A crowd in the hot-tub…

images1.jpegIn January 2006, Jacuzzi Brands (JJZ) filed a proxy which raised some interesting questions that we footnoted here. On Friday, when Jacuzzi, which is set to be taken private by Apollo Management for $1.25 billion at the end of the month, filed this merger proxy, we got some of the back-story that answered some of those questions. Readers may remember that Jacuzzi’s largest investor, Southeastern Asset Management filed this 13-D expressing their displeasure with the deal, which will give Jacuzzi shareholders $12.50 a share.

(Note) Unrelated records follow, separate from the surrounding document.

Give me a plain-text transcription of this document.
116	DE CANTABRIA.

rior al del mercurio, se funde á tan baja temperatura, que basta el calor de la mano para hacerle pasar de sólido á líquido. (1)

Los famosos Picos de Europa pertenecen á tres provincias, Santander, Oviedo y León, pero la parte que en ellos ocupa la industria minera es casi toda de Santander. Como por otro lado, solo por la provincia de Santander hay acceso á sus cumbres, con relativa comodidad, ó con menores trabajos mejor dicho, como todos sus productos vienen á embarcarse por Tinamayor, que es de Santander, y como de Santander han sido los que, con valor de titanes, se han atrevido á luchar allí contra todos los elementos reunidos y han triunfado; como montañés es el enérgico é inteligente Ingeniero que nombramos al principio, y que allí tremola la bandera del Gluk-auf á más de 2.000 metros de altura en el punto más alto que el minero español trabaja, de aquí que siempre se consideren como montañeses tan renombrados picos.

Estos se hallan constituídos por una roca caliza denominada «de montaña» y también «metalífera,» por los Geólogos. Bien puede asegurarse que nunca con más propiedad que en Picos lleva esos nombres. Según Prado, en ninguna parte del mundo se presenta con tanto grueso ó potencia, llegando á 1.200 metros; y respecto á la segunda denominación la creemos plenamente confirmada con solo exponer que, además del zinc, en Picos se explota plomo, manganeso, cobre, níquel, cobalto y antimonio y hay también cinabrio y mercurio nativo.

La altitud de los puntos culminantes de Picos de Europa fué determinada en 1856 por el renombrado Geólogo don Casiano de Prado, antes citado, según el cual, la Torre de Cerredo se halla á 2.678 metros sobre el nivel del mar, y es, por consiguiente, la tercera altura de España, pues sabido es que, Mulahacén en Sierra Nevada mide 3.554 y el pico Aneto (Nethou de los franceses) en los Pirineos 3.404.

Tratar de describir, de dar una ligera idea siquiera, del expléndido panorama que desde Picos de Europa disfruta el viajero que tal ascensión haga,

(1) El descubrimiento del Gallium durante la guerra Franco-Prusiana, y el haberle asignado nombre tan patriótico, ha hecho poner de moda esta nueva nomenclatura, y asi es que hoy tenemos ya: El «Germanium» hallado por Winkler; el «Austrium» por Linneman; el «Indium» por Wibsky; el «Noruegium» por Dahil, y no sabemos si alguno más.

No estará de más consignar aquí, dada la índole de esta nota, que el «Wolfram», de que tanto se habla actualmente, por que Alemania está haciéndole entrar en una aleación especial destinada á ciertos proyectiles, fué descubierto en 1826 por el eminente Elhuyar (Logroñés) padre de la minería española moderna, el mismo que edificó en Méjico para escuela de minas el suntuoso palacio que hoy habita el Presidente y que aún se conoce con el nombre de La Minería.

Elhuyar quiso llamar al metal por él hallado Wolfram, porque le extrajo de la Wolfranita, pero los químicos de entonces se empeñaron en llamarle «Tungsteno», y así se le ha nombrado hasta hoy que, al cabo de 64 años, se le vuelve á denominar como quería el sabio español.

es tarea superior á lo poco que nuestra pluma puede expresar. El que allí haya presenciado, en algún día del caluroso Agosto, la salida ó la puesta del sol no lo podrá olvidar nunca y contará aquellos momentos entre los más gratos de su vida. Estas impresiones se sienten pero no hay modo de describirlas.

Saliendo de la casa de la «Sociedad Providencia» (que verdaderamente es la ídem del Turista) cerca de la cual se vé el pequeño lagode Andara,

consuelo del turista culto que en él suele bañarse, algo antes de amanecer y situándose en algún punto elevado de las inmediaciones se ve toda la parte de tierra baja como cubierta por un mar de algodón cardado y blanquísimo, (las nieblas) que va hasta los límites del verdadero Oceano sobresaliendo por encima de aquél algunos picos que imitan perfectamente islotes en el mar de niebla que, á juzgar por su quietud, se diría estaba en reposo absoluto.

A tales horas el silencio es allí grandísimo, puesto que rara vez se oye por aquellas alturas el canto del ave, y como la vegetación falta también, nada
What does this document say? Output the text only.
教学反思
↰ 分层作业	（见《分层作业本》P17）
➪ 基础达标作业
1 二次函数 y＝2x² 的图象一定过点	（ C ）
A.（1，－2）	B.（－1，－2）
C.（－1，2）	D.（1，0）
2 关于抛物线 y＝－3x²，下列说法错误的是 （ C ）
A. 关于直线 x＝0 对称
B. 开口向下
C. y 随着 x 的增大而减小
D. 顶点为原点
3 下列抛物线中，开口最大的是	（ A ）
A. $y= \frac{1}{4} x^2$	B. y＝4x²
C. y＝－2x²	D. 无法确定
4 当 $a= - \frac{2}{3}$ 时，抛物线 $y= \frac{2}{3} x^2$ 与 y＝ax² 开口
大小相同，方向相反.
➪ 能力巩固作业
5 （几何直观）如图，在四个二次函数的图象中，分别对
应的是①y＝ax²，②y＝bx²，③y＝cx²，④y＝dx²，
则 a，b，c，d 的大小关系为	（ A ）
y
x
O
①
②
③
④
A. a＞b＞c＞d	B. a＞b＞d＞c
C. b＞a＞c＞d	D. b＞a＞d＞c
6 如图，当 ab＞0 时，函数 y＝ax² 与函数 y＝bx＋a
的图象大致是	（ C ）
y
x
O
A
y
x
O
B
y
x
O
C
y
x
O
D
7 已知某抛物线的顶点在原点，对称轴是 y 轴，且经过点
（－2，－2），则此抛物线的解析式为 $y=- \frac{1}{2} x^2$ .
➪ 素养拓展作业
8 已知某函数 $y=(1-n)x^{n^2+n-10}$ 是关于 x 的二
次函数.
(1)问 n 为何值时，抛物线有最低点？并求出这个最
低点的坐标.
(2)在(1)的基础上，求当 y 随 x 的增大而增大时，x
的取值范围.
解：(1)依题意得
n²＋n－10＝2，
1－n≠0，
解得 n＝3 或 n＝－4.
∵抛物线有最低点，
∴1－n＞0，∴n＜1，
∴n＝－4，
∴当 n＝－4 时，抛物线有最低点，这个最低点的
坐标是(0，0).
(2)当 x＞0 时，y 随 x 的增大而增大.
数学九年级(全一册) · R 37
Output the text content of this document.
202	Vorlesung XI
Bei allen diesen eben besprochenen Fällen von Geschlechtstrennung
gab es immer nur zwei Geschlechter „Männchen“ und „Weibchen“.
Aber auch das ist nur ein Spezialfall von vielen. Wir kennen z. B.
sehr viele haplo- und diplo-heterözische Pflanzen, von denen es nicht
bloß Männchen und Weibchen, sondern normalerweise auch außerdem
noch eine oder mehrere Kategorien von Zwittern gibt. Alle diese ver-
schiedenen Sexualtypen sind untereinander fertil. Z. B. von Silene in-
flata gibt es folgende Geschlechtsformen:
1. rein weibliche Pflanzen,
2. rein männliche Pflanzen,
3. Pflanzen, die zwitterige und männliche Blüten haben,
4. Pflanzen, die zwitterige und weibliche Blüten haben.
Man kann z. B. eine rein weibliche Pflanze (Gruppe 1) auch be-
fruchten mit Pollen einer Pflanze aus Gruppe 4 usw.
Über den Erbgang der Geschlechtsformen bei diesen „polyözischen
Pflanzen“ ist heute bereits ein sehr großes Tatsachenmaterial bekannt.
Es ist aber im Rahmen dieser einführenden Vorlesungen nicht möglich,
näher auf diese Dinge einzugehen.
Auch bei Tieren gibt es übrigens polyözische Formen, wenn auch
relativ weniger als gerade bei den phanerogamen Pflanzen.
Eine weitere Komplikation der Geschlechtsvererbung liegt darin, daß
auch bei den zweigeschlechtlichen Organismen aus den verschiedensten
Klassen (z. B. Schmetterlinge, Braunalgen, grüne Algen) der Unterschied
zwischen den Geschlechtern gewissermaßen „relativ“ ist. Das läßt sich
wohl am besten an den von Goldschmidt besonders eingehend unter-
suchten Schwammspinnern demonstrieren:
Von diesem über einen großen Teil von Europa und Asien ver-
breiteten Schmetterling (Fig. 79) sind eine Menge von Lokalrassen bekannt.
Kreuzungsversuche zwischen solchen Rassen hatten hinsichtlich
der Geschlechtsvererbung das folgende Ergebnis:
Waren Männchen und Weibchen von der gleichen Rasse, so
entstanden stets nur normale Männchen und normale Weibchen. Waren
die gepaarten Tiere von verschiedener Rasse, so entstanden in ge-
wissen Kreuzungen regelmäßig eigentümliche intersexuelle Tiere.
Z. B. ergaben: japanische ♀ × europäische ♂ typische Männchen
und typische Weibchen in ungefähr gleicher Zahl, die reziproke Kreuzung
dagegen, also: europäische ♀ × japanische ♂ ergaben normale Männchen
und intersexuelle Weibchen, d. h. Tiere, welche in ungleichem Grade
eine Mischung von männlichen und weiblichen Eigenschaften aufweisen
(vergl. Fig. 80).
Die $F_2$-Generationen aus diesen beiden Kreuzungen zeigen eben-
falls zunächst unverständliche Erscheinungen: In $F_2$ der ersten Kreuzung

Of particular interest in Friday’s filing was the lengthy background of the merger which recounted how the company has effectively been on the market since early 2005 and that early on, the company initially attracted eight prospective buyers, including Apollo and that the field eventually expanded to 13 prospective buyers, which makes for a pretty crowded hot tub. Some of the prospective buyers were only interested in the Jacuzzi Bath part of the company, with most of the bids in the $500 million to $650 million range. While the company never names the other companies (anyone care to fill in some of the blanks?), it does provide details on the various stages of negotiation and has to be one of the longer histories out there. In the end, the company says, Apollo was the only one left in the hot tub.

Also interesting in the filing was the disclosure of how much several top Jacuzzi executives — and directors — will make as a result of the deal. Director Thomas Waldin is set to collect over $8 million from stock, as well as restricted shares and options. Meanwhile, Alex Marini, a longtime executive who was named CEO in August and who Southeastern thought could rebuild the company, is set to receive $4.2 million from his stock and options. It remains to be seen what Southeastern will do. In the October filing, they said they were waiting for the merger proxy to make up their mind.